Et cela malgré les quelque 230 285 logements sociaux (donnée ADIL 75 au 1er janvier 2016) de la capitale dont les loyers sont inférieurs de moitié à ceux du parc privé. L’offre des bailleurs sociaux parisiens reste en effet inférieure à la demande. Une situation qui contraint chaque année au départ vers la banlieue de nombreuses personnes issues des classes populaires dont les revenus sont malheureusement insuffisants pour acquitter le coût très élevé d’un loyer dans le parc privé, tout particulièrement après l'abandon de l'encadrement desdits loyers, annulé par le Tribunal administratif de Paris en novembre 2017 pour cause d'inégalité de traitement avec les autres communes de l'agglomération.
Un constat qui nous ramène à la question initiale : Bertrand Delanoë et Anne Hidalgo ont-ils mis en œuvre une politique visant à « chasser les classes populaires parisiennes vers les communes de banlieue » ? La réponse est objectivement « non ». Depuis que les socialistes ont pris les commandes de la ville de Paris en 2001, le parc des logements sociaux a augmenté de 49 %, nous dit l’ADIL 75. Soit une progression de 75 971 unités qui a porté le taux locatif social des résidences principales de la capitale à 19,9 % contre 13,4 % à la fin de l’ère RPR. Certes, le taux actuel reste inférieur aux 25 % requis par la loi Duflot de 2013 – contre 20 % auparavant –, mais le nouveau taux n’est désormais exigible qu’en 2025, le temps pour la ville de Paris de se mettre à niveau malgré les blocages des élus locaux dans les arrondissements tenus par la droite.
Bertrand Delanoë et Anne Hidalgo pouvaient-ils faire plus pour empêcher l’inexorable progression de la gentrification, si bien illustrée par la géographe Anne Clerval dans le graphique qui accompagne cet article ? Sans aucun doute, mais encore eût-il fallu que les volontés politiques municipales concomitantes de la régression progressive des industries et de l’arrivée d’une population plus éduquée, plus diplômée, plus intellectualisée, aient freiné plus tôt le processus de « tertiarisation » de la ville. La droite au pouvoir s’y est un temps attelée de manière plus ou moins pertinente avant, sous Jacques Chirac puis Jean Tiberi, de privilégier résolument l’embellissement de la ville au sort des classes populaires. C’est de cette situation, et de l’opacité de gestion du parc social, qu’ont hérité les deux maires socialistes. Eu égard à l’action menée par rapport à leurs prédécesseurs, ils ne méritent pas, loin s’en faut, d’être voués aux gémonies pour leur politique de logement. Même si, à l’image d’un professeur qui se désole des résultats d’un élève doué mais désinvolte, l’on pourrait écrire à propos de la maire actuelle de la capitale « Peut mieux faire ! »

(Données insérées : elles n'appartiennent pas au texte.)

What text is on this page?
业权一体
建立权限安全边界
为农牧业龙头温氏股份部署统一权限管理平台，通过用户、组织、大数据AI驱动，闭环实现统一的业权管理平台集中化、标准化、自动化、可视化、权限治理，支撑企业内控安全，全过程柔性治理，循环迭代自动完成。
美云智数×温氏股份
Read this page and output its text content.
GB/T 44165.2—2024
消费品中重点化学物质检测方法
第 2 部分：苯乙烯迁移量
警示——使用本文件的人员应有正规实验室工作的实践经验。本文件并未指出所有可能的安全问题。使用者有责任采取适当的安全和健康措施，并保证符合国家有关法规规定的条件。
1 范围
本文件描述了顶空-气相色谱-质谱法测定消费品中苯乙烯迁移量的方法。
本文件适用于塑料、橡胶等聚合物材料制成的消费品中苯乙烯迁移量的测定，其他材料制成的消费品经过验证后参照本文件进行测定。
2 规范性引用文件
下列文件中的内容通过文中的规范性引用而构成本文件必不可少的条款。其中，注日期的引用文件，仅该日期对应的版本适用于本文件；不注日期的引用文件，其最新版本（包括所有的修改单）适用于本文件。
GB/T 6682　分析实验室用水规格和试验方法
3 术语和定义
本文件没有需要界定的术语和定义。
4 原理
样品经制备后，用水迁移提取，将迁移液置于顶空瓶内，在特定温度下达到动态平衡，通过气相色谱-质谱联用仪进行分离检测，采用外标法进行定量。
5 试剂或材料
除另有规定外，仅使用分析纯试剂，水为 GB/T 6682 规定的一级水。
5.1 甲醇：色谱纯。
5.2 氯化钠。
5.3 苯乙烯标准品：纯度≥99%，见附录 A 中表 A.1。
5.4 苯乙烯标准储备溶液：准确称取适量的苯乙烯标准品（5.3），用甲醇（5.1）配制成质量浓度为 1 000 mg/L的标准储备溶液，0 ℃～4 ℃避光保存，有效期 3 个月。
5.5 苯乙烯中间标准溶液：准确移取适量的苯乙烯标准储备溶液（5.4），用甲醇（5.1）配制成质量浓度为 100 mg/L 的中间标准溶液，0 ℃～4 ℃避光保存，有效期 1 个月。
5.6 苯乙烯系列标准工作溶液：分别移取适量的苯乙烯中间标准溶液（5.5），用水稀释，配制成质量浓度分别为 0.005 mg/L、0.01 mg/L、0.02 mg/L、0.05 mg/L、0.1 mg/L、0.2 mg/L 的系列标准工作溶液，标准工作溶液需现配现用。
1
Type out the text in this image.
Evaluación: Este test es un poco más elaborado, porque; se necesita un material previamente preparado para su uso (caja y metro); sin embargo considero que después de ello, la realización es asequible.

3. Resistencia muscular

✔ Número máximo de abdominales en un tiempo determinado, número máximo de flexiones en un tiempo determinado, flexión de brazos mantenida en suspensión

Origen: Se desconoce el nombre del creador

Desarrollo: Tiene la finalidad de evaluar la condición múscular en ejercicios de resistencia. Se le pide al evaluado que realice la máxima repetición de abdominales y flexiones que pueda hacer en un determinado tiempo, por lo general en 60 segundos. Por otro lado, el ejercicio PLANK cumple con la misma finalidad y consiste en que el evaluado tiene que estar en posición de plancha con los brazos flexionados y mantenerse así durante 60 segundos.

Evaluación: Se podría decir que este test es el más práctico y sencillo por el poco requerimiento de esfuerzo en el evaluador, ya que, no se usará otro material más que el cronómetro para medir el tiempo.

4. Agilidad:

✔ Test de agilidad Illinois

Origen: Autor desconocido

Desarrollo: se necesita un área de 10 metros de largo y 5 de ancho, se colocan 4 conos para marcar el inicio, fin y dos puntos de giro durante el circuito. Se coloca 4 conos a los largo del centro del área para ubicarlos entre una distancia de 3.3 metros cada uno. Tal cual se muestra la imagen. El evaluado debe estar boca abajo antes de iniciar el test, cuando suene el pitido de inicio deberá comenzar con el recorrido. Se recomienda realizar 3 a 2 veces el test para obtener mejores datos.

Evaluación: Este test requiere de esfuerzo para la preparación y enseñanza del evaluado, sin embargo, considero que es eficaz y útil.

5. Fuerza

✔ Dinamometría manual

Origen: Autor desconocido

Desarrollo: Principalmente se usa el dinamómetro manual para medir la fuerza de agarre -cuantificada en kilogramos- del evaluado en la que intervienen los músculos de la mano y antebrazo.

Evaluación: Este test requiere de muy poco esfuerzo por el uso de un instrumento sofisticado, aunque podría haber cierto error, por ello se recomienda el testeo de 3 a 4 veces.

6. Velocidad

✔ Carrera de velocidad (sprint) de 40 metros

Loin d’être emblématique de la capitale française, le phénomène de gentrification est observable dans quasiment toutes les grandes villes de France et d’Europe, et cela quelle que soit la couleur politique des élus qui les dirigent. Dans le cas de notre pays, il suffit pour s’en convaincre d’établir une comparaison « avant et après réhabilitation » de l’état des lieux et de la sociologie de la population de quartiers de province comme les Chartrons à Bordeaux, Wazemmes à Lille, la Croix-Rousse à Lyon, le Panier à Marseille, Krutenau à Strasbourg ou bien encore Saint-Cyprien à Toulouse : tous ces anciens quartiers populaires sont désormais devenus, ou en voie de devenir, des fiefs de « bobos » !
* De nombreux quartiers parisiens de la périphérie sont d’anciennes communes ou parties de communes qui ont été rattachées à cette époque à la capitale.